Sebelum dinyatakan positif Corona, Menhub RI konon sempat berkelakar bahwa Indonesia kebal Corona sebab suka makan nasi kucing. Namun yang terjadi kemudian justru tak terduga, di mana sang menteri diserang Corona.
Dengan tetap mendoakan agar sang menteri segera sembuh, tentunya apa yang menimpa beliau bisa menjadi pelajaran bagi kita semua bahwa wabah virus bukanlah panggung komedi untuk memantik kelucuan-kelucuan yang tidak perlu.
Wabah adalah bencana, terlepas dimaknai sebagai hukuman atau ujian; di mana empati dan sikap waspada mesti didahulukan daripada sekadar menjadikannya sebagai ajang hiburan.
Berkat teknologi informasi seperti sekarang ini kita bisa tahu bagaimana cepatnya wabah itu menyebar yang kemudian melintasi dan hinggap di hampir seluruh negara. Korban pun berjatuhan; mulai dari warga biasa sampai pejabat-pejabat tinggi.
China menjadi negara pertama yang dihantam Corona. Semula orang-orang sempat menduga bahwa wabah itu akan berhenti dan berakhir di sana sementara negara-negara lain akan aman. Namun dugaan itu jauh meleset.
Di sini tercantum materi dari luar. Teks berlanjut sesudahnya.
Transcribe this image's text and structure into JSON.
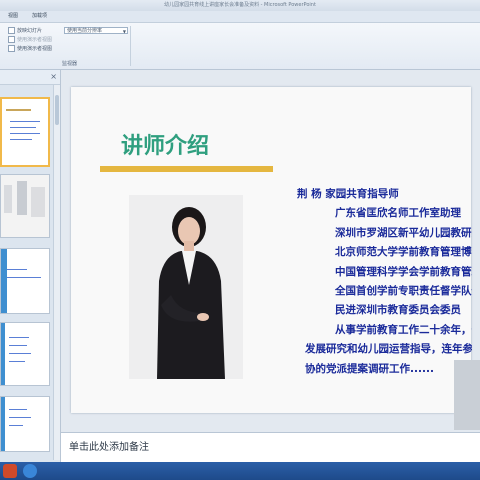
{
  "window": {
    "title": "幼儿园家园共育线上讲座家长会准备及资料 - Microsoft PowerPoint"
  },
  "menu": {
    "items": [
      "视图",
      "加载项"
    ]
  },
  "ribbon": {
    "options": [
      "放映幻灯片",
      "使用演示者视图",
      "使用演示者视图"
    ],
    "combo_value": "使用当前分辨率",
    "group_label": "监视器"
  },
  "slide": {
    "title": "讲师介绍",
    "bio_lines": [
      "荆  杨   家园共育指导师",
      "广东省匡欣名师工作室助理",
      "深圳市罗湖区新平幼儿园教研员",
      "北京师范大学学前教育管理博士",
      "中国管理科学学会学前教育管理",
      "全国首创学前专职责任督学队伍",
      "民进深圳市教育委员会委员",
      "从事学前教育工作二十余年，长",
      "发展研究和幼儿园运营指导，连年参与",
      "协的党派提案调研工作......"
    ]
  },
  "notes": {
    "placeholder": "单击此处添加备注"
  },
  "thumbnails": [
    {
      "label": ""
    },
    {
      "label": ""
    },
    {
      "label": ""
    },
    {
      "label": ""
    },
    {
      "label": ""
    }
  ],
  "colors": {
    "title": "#2f9f7f",
    "accent_bar": "#e5b740",
    "bio_text": "#1a2a9a",
    "taskbar": "#1e4a8a"
  }
}
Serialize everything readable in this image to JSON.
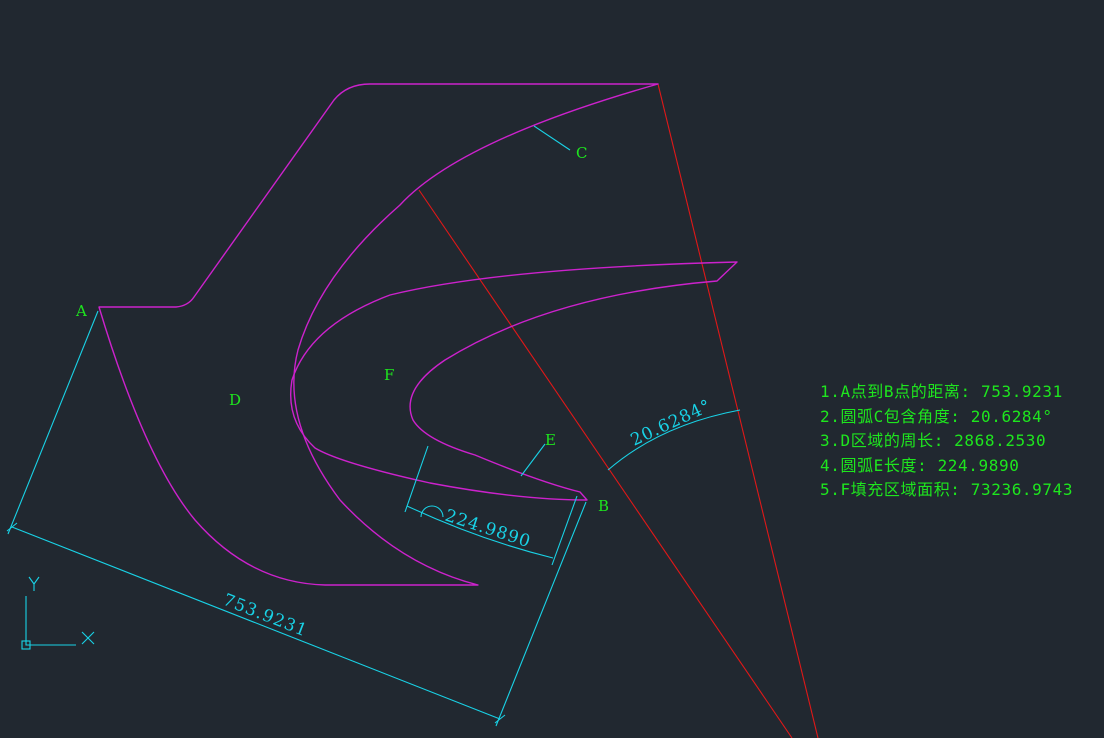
{
  "labels": {
    "a": "A",
    "b": "B",
    "c": "C",
    "d": "D",
    "e": "E",
    "f": "F"
  },
  "dimensions": {
    "ab_distance": "753.9231",
    "arc_e_length": "224.9890",
    "arc_c_angle": "20.6284°"
  },
  "ucs": {
    "x_label": "X",
    "y_label": "Y"
  },
  "notes": [
    "1.A点到B点的距离: 753.9231",
    "2.圆弧C包含角度: 20.6284°",
    "3.D区域的周长: 2868.2530",
    "4.圆弧E长度: 224.9890",
    "5.F填充区域面积: 73236.9743"
  ],
  "colors": {
    "background": "#212830",
    "geometry": "#cc22cc",
    "dimension": "#19d2e6",
    "construction": "#e01818",
    "text": "#1ee61e"
  }
}
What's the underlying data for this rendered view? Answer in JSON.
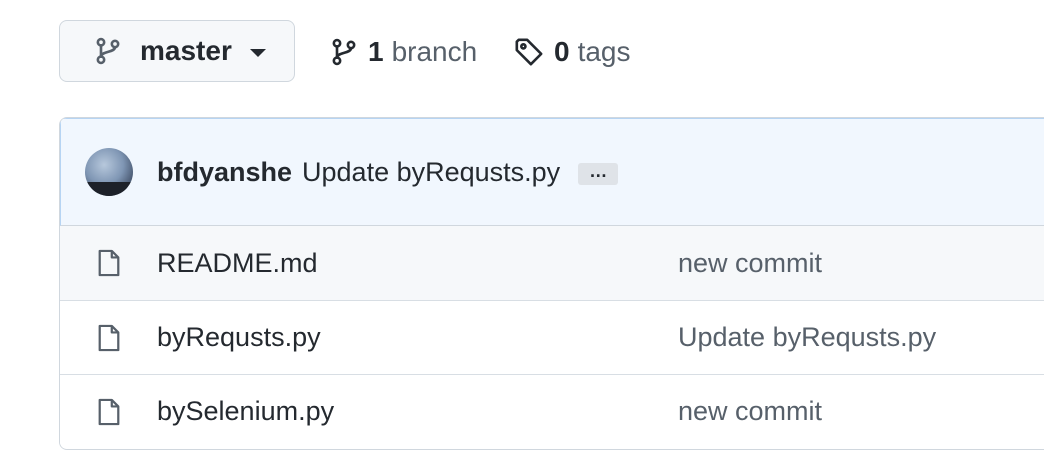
{
  "branch_selector": {
    "current_branch": "master"
  },
  "branches": {
    "count": "1",
    "label": "branch"
  },
  "tags": {
    "count": "0",
    "label": "tags"
  },
  "latest_commit": {
    "author": "bfdyanshe",
    "message": "Update byRequsts.py",
    "ellipsis": "…"
  },
  "files": [
    {
      "name": "README.md",
      "commit_message": "new commit",
      "icon": "file-icon"
    },
    {
      "name": "byRequsts.py",
      "commit_message": "Update byRequsts.py",
      "icon": "file-icon"
    },
    {
      "name": "bySelenium.py",
      "commit_message": "new commit",
      "icon": "file-icon"
    }
  ],
  "colors": {
    "header_bg": "#f1f7fe",
    "border": "#d0d7de",
    "muted_text": "#57606a"
  }
}
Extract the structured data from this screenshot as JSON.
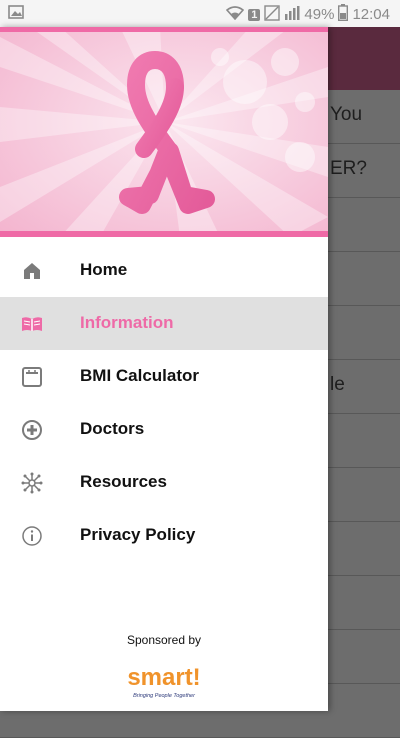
{
  "status_bar": {
    "battery": "49%",
    "time": "12:04",
    "sim_badge": "1"
  },
  "background_list": {
    "rows": [
      "You",
      "ER?",
      "",
      "",
      "",
      "le",
      "",
      "",
      "",
      "",
      "",
      ""
    ]
  },
  "drawer": {
    "menu": [
      {
        "label": "Home",
        "icon": "home-icon",
        "active": false
      },
      {
        "label": "Information",
        "icon": "book-icon",
        "active": true
      },
      {
        "label": "BMI Calculator",
        "icon": "scale-icon",
        "active": false
      },
      {
        "label": "Doctors",
        "icon": "plus-circle-icon",
        "active": false
      },
      {
        "label": "Resources",
        "icon": "network-icon",
        "active": false
      },
      {
        "label": "Privacy Policy",
        "icon": "info-icon",
        "active": false
      }
    ],
    "sponsor": {
      "label": "Sponsored by",
      "logo_text": "smart!",
      "logo_tagline": "Bringing People Together"
    }
  },
  "colors": {
    "accent_pink": "#ee6aa7",
    "header_dim": "#5a2a3e",
    "banner_pink": "#f7c9dc"
  }
}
Sejumlah sumber menyebut saat ini China sudah “selesai” dengan Corona atau setidaknya sudah mampu “dikendalikan” berkat perjuangan serius pemerintah dan warga negara.
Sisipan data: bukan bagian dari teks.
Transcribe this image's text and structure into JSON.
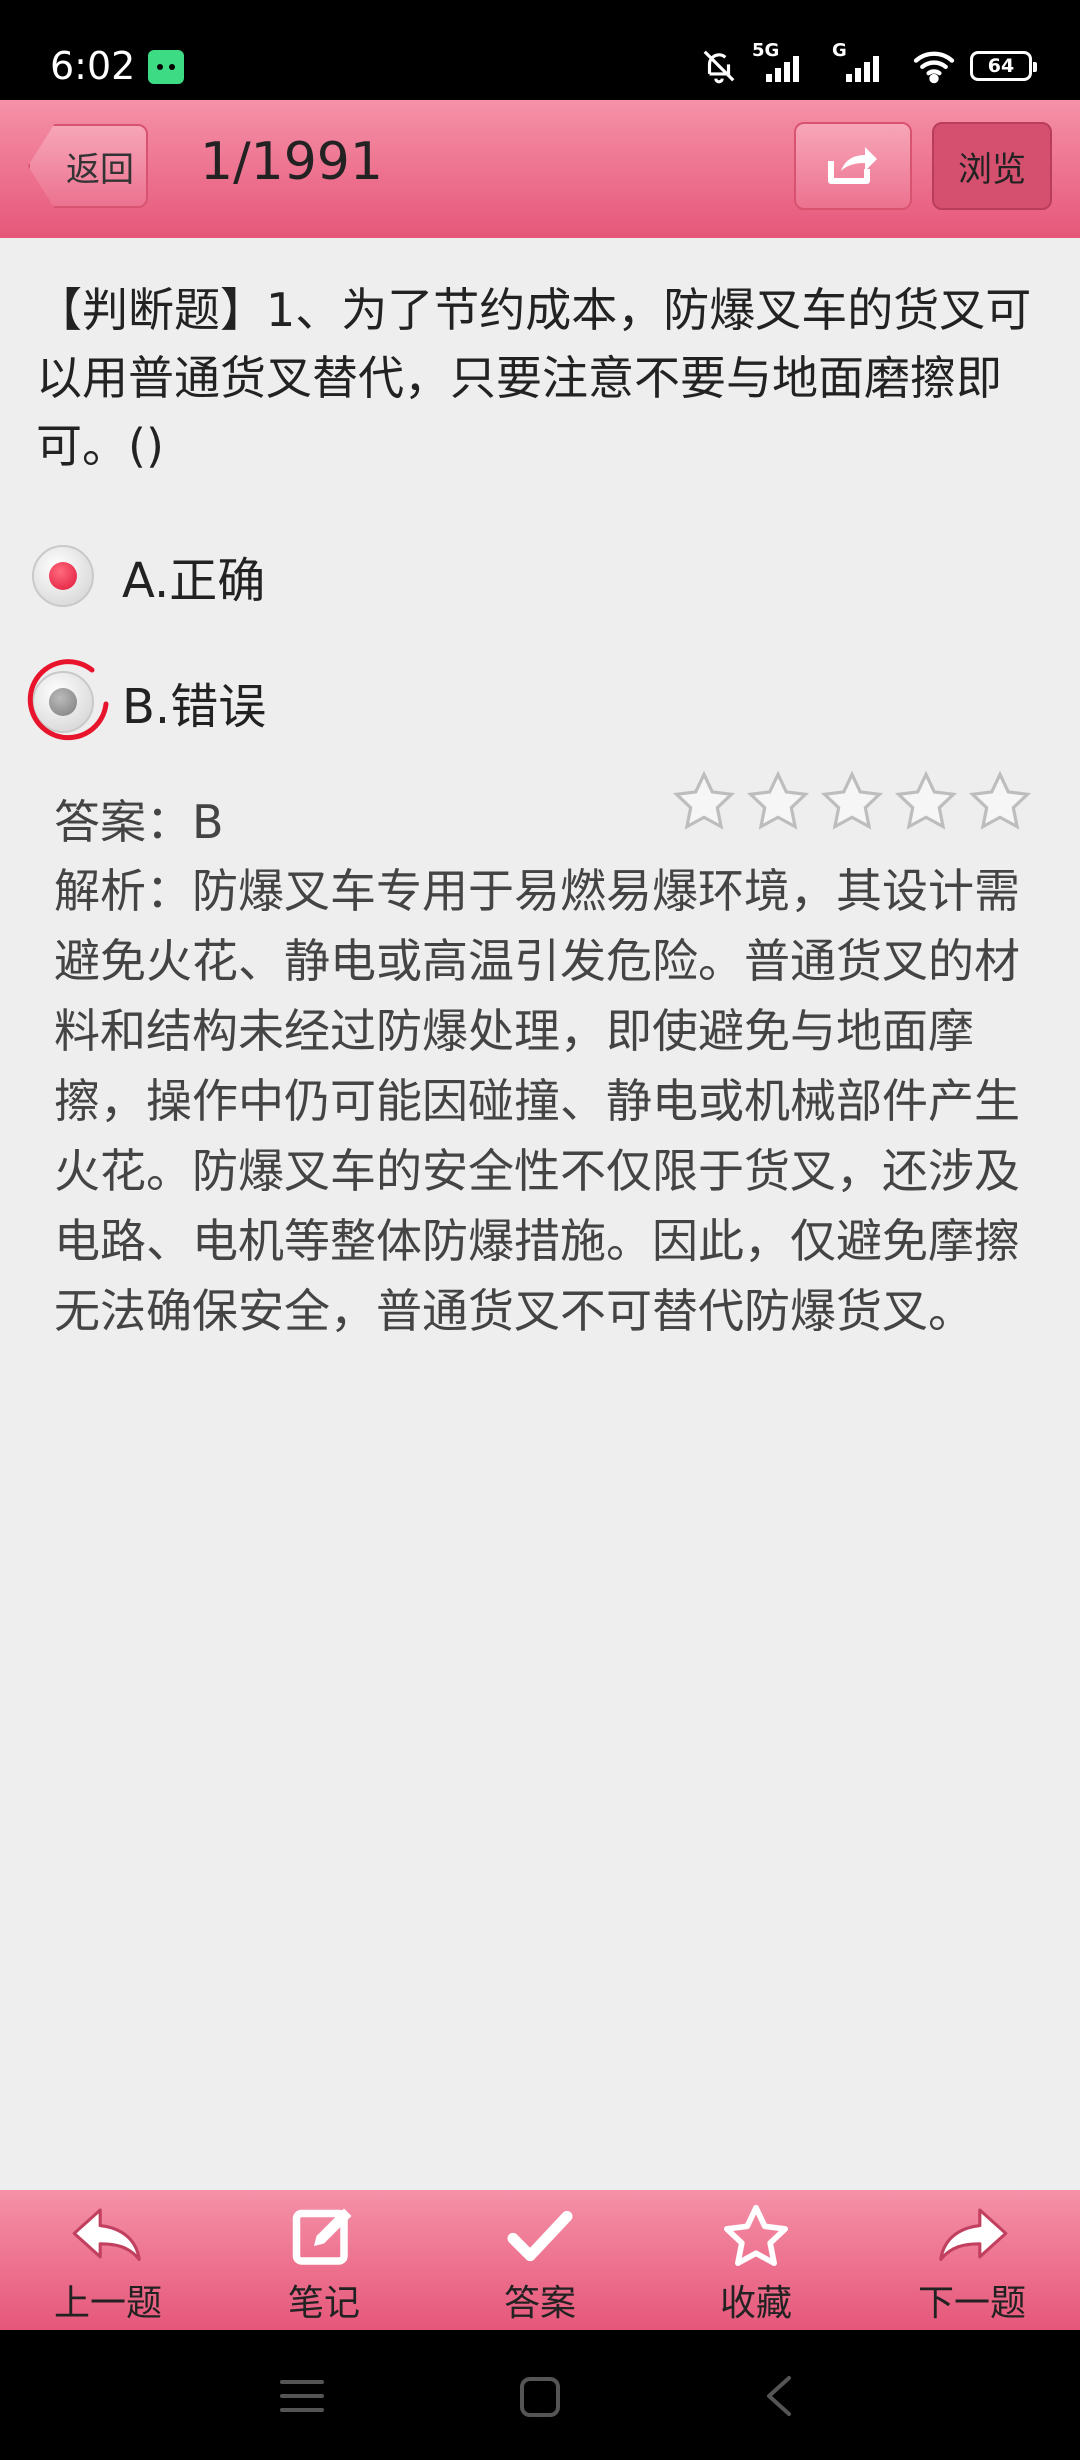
{
  "status_bar": {
    "time": "6:02",
    "signal_1_label": "5G",
    "signal_2_label": "G",
    "battery": "64"
  },
  "header": {
    "back_label": "返回",
    "counter": "1/1991",
    "browse_label": "浏览"
  },
  "question": {
    "text": "【判断题】1、为了节约成本，防爆叉车的货叉可以用普通货叉替代，只要注意不要与地面磨擦即可。()",
    "options": [
      {
        "label": "A.正确",
        "selected": true
      },
      {
        "label": "B.错误",
        "selected": false
      }
    ]
  },
  "answer": {
    "label": "答案：B",
    "rating_stars": 0,
    "rating_max": 5
  },
  "explanation": "解析：防爆叉车专用于易燃易爆环境，其设计需避免火花、静电或高温引发危险。普通货叉的材料和结构未经过防爆处理，即使避免与地面摩擦，操作中仍可能因碰撞、静电或机械部件产生火花。防爆叉车的安全性不仅限于货叉，还涉及电路、电机等整体防爆措施。因此，仅避免摩擦无法确保安全，普通货叉不可替代防爆货叉。",
  "toolbar": {
    "prev_label": "上一题",
    "note_label": "笔记",
    "answer_label": "答案",
    "favorite_label": "收藏",
    "next_label": "下一题"
  },
  "colors": {
    "header_top": "#f591a8",
    "header_bottom": "#e6577a",
    "selected_radio": "#e0163a",
    "background": "#eeeeee"
  }
}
Kini Eropa, Asia dan Amerika yang dulunya menjadi penonton telah mendapat giliran serupa; dihantam Corona. Kabarnya, Italia berada di peringkat kedua kasus kematian akibat Corona setelah China. CNN menyebut virus Corona sudah membunuh 1.809 orang di Italia sampai hari ini.
Baru-baru ini, di media sosial juga tersebar informasi tentang kelalaian Italia pada awal virus itu menyebar. Persis seperti kebanyakan warga kita saat ini; menganggap virus itu seperti tahi ayam yang tak perlu diwaspadai.
Diakui atau pun tidak, saat ini masih ramai warga +62 yang bersikap ulok dan menganggap wabah hanya angin lalu. Ulok-ulok khas +62 terus membiak dari hari ke hari.
Sebagai contoh ketika Gubernur Jakarta meliburkan sekolah, membatasi aktivitas dan menutup tempat hiburan, konon ada sebagian warga yang justru menggunakan kesempatan itu untuk berleha-leha dan liburan. Mereka hanya bergeser dari rutinitas harian kepada agenda lain tanpa peduli pada tujuan awal kebijakan itu dibuat.
Demikian pula dengan daerah lainnya, imbauan menjauhi keramaian disambut dengan gegap-gempita dan lalu membuat keramaian-keramaian baru di luar sana. Sekolah diliburkan tapi siswa diajak orang tua menikmati liburan istimewa yang dianggap sebagai “berkah Corona.”
Kejadian serupa juga terjadi di Aceh yang dikenal religius. Masyarakat tanoh endatu juga punya cara tersendiri menghadapi wabah Corona dengan ulok khas nanggroe teuleubeh. Bahkan sebagian ada yang menganggap diri sebagai paling saleh sehingga muncul keyakinan bahwa Corona tidak mungkin menghampiri mereka.
Belum ditemukannya pasien Corona di Aceh telah dijadikan dalil oleh sebagian warga untuk menjustifikasi keyakinan mereka.
Namun begitu kita mengapresiasi kebijakan Plt Gubernur Aceh yang meliburkan sekolah demi mencegah penyebaran Corona. Dan kita akan lebih mengapresiasi lagi jika kebijakan itu diiringi pembatasan sementara bagi pusat-pusat keramaian lainnya semisal kedai kopi, meskipun nantinya kebijakan ini akan ditentang oleh jumhur penikmat kopi paling fanatik di muka bumi.
Kita tahu pembatasan semisal itu akan sangat menganggu, tapi demi kemaslahatan sudah semestinya keberatan itu diabaikan. Menghadapi rakyat ulok tidak bisa hanya dengan ceramah dan kata-kata bijak, tapi dibutuhkan ketegasan pemimpin.
Selain itu, kita juga berharap kepada seluruh warga +62 agar segera mengakhiri ulok yang tidak pada tempatnya. Kita juga berharap kebijakan pemerintah meliburkan sekolah atau mungkin meliburkan kerja dalam beberapa hari ke depan tidak sekadar dianggap sebagai berkah Corona, tapi mesti dipatuhi demi kebaikan bersama.
Semoga saja tragedi yang menimpa Menhub RI bisa menjadi awal untuk mengakhiri segala bentuk ulok dari warga +62. Dan yakinlah bahwa wabah bukan komedi.